Kiedy wyświetlam
sobie lokalizację moich blogowych Znajomych, niektóre państwa przywodzą mi na
myśl ludzi, którzy zakotwiczyli swoje statki w innej niż Polska przystani.
Polska,
siłą rzeczy, prowadzi w rankingu liczby znajomych.
W Stanach
Zjednoczonych, w Chicago, mieszka moja dalsza rodzina, w Nowym Yorku poznałem
kiedyś fajnych ludzi. Cieszę się jednak, gdy wyświetlają mi się miejsca, z
którymi nie kojarzę żadnych twarzy i osób. Fajnie jest błądzić na mapie po
miejscach, gdzie nigdy nie byłem, a Wy jesteście!
Wielka
Brytania kojarzy mi się z rodziną, ale również z lotem z Nowego Yorku do
Warszawy z przesiadką na Heathrow. Zagapiłem się, później nie mogłem znaleźć
odpowiedniej bramki i o mało nie spóźniłem się na samolot do Warszawy. Innym razem
na lotnisku Londyn-Luton miałem okazję przejść kontrolę podwyższonego ryzyka,
bo wcześniej kilku szaleńców odpaliło gdzieś tam jakiś ładunek wybuchowy.
W Irlandii
miałem okazję być przez kilka dni. Zahaczyłem Dublin i kilka innych miejsc. To był
wyjazd studyjny. Ostatnio dowiedziałem się, że zamieszkał tam mój kolega z
zawodówki, Jacek. Poza tym Irlandia to przecież „Ulisses” Jamesa Joyce’a!
W Indiach
nie byłem. Lubię barwną mozaikę hinduizmu. Lubię też film „Gandhi”.
Kiedy wyświetla
mi się Belgia, myślę o przyjacielu Adamie, dla którego ciągle brakuje mi czasu!
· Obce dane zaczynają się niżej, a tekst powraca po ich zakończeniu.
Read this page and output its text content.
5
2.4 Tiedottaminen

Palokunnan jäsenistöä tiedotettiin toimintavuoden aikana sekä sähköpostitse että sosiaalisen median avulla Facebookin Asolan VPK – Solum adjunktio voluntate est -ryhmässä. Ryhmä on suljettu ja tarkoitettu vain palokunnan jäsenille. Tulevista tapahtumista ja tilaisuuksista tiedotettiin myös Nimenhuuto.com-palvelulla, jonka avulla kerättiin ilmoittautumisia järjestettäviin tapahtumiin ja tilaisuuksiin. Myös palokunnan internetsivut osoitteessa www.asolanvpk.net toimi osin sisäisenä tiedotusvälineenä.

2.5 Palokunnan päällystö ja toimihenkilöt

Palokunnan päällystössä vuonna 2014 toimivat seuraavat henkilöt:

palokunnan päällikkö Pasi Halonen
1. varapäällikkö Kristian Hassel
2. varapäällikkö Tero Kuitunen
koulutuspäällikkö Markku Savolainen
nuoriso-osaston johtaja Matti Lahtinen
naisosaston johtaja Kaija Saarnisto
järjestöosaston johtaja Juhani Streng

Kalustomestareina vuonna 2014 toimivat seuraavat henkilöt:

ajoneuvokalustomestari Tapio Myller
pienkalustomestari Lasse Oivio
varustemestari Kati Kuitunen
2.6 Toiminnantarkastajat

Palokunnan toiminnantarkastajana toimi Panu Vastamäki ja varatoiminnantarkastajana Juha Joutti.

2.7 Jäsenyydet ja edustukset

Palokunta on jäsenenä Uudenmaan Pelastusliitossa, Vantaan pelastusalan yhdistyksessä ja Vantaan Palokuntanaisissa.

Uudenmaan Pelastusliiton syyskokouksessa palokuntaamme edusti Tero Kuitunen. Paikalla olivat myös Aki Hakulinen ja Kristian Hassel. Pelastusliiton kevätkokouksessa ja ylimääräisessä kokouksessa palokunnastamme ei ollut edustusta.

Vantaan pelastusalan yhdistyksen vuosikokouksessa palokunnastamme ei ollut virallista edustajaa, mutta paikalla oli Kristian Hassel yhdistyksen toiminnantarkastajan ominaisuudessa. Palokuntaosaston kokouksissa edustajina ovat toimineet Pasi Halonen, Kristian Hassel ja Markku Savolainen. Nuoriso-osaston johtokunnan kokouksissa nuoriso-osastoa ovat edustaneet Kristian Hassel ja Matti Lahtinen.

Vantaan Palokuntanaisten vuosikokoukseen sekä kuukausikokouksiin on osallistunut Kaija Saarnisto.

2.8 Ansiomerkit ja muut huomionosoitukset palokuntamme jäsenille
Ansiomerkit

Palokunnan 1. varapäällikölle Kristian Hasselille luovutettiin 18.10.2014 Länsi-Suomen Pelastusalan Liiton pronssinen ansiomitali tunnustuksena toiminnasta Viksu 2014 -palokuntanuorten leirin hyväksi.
Dzisiaj dużo o nim myślałem, gdyż spotkałem naszą wspólną znajomą sprzed lat.
Zjednoczone
Emiraty Arabskie kojarzą mi się tylko z ropą, no i teraz z osobą, która
zajrzała na mojego bloga!
Znałem
kiedyś kilku Rosjan, ale ani imion, ani twarzy nie pamiętam! Pozdrawiam wszystkich
Polaków w tym pięknym kraju!
Cieszę
się, że wyświetla mi się też Ukraina, bo to oznacza, że nie jest tam tak źle,
żeby nie móc wytrzymać!
Tyle państw
wyświetliło mi się w zakładce Odbiorcy! Codziennie zakładka jest aktualizowana,
codziennie do niej zaglądam i codziennie Was pozdrawiam!